Initial thoughts on the impact of Brexit on the UK manufacturing sector

The referendum and resulting Brexit raises significant challenges and potentially opportunities for all UK manufacturing companies.

The EU is Britain’s largest and closest trading partner, Member States such as Germany provide some of our largest export markets and we rely on the EU for over half of the UK’s annual exports.

It is fundamental that the UK will need to maintain access to the single market however on what terms and whether favourable ones can be agreed remains to be established. Alternatives such as those in place with Norway and Switzerland, or the mention of ‘Norway plus’, are models that may not be as favourable, or possibly palatable, as those we enjoy today.

The sector is heavily regulated and maintaining trading relationships with Member States can only be maintained within a regulatory regime that complies with EU standards. We are yet to see if a separate UK regime will place even higher requirements, and potentially added complication, on the UK manufacturing base.

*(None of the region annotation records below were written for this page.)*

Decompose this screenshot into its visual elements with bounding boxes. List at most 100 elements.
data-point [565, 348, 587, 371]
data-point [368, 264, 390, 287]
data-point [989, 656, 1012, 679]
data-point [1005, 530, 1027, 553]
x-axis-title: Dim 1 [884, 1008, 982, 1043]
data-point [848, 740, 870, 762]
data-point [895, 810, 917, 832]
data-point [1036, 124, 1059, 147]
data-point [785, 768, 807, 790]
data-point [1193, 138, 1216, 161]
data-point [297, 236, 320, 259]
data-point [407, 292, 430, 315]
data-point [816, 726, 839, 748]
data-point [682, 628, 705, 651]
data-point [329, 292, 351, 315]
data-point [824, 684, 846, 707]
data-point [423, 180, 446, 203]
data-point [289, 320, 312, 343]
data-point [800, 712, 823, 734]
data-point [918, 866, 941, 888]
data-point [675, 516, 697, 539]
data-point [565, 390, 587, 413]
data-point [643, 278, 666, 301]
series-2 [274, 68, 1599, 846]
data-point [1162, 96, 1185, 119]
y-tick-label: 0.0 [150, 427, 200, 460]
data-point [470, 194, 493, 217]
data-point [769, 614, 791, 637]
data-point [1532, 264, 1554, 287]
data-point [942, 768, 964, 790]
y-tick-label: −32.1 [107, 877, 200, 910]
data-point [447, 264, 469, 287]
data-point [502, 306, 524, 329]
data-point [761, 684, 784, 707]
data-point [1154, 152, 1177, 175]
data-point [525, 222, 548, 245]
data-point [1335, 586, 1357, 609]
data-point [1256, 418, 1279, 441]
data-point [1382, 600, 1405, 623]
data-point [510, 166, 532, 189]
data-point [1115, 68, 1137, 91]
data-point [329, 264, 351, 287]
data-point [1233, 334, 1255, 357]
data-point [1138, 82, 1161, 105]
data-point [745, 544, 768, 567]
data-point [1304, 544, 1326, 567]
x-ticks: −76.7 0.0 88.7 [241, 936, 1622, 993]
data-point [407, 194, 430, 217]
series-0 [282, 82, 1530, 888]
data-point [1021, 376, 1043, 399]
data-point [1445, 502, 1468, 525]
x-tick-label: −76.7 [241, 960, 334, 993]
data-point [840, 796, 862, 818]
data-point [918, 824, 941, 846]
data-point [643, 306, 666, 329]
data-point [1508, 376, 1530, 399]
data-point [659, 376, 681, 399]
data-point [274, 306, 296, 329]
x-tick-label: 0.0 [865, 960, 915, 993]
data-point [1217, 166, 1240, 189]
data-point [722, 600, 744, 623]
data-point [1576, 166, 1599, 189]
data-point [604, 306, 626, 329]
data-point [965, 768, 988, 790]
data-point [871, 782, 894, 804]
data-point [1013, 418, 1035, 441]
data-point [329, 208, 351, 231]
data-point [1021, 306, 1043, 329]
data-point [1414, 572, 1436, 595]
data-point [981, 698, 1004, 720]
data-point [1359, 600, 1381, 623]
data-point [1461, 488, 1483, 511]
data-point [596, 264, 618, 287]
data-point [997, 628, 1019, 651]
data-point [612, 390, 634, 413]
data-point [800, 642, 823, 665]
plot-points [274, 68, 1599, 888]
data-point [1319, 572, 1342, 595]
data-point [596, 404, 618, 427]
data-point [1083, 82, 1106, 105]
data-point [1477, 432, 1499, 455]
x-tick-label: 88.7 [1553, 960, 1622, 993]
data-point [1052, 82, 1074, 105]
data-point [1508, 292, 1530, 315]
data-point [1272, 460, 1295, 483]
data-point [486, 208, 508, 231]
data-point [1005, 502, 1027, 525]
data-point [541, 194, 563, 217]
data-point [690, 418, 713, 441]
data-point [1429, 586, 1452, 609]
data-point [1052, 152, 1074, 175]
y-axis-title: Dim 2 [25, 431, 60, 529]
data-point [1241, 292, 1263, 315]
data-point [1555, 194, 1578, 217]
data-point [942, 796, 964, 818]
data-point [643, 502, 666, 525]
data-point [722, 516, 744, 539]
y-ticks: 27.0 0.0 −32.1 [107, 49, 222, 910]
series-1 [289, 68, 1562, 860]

At present the issue is not Brexit itself, it is dealing with the immediate aftermath of the decision, and potentially the years it may take for Brexit to become a reality. The impact on sterling has overnight made British exports cheaper for overseas buyers. However UK manufacturing will need to deal with the increased costs of purchasing from overseas suppliers. Passing these costs on will be necessary to ensure profitability and protect from margin erosion. With existing agreements this may prove difficult and we are yet to see how Sterling will perform going forward. This has been a major area of concern for a number of clients we are now working with. 

Both overseas and domestic investors in UK manufacturing businesses with an exposure to international markets will naturally have to adopt a more cautious approach to investment and capital expenditure, almost certainly until the fall out has subsided and the position becomes clearer.

Businesses who have done limited planning will be reviewing their options and developing strategies that offer flexibility in response to the changing landscape. Some may defer existing investment plans, consider the logistical requirements of moving production to other facilities outside of the UK over time or the direct investment in other EU markets to facilitate relocation.   

Such caution is wholly understandable as maintaining access to the single market on favourable terms remains paramount. The increased uncertainty has undermined the stability that manufacturing businesses rely upon and only in the longer term will we know whether the sector benefits from  being part of an independent state with the ability to negotiate its own trading relationships with countries beyond the EU trading bloc.